出典:Upstage「Introducing Syn Pro」、2025年10月23日公開。
よくある質問
- Syn Proとは何ですか。
- Syn Proは、UpstageがカラクリA I社と共同開発した日本語大規模言語モデルで、UpstageのSolar製品ラインの一部として発表された。
- アップステージは、Syn Proが他モデルと比べてどのような性能を発揮すると説明していますか。

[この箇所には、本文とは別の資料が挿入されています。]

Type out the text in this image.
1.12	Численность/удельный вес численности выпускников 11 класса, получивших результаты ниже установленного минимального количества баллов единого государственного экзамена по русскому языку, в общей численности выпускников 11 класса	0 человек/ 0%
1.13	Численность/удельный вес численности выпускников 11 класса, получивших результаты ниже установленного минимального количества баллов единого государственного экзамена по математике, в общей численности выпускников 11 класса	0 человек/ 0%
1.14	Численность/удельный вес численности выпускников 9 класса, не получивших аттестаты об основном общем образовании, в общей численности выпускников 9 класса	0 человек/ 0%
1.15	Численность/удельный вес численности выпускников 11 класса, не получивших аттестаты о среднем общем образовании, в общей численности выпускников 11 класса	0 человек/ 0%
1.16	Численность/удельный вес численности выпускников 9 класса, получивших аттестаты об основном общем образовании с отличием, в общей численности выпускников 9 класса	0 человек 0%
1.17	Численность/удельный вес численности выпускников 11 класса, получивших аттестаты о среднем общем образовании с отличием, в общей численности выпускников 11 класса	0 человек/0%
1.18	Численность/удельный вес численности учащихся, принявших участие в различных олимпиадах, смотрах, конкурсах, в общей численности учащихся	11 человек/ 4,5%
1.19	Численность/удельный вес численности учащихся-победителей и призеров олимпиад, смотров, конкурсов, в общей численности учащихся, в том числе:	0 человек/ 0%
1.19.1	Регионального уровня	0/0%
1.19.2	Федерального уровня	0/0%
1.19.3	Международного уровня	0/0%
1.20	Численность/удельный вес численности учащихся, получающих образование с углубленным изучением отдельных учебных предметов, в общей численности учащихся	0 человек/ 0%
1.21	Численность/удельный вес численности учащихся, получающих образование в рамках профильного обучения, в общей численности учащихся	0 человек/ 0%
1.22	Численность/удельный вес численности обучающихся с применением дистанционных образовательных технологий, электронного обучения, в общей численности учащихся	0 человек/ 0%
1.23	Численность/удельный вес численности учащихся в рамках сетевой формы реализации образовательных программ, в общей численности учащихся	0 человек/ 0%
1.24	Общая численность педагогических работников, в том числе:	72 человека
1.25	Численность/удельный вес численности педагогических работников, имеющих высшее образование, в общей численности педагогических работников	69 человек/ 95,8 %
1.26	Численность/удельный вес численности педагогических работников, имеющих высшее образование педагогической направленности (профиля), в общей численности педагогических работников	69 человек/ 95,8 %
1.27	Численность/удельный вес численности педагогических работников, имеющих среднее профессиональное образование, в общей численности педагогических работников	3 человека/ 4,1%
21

- アップステージによると、Syn Proは320億パラメータ未満の国内開発日本語モデルの中で首位に立ち、Nejumiリーダーボードでは世界トップ20にランクイン、GPT OSS-120Bなどより大規模なモデルを日本語タスクで上回るという。
- Syn Proはどこに導入できますか。
- アップステージによると、Syn Proはオンプレミス環境やプライベートクラウド、あるいは顧客自身のGPU上で稼働させることができ、外部APIを通じてデータを送信する必要がないという。
- Syn Proは現在利用可能ですか。
- Upstageによると、Syn Proは現在利用可能で、同社のオンラインコンソールを通じて、またはソリューションチームに問い合わせることで利用できるという。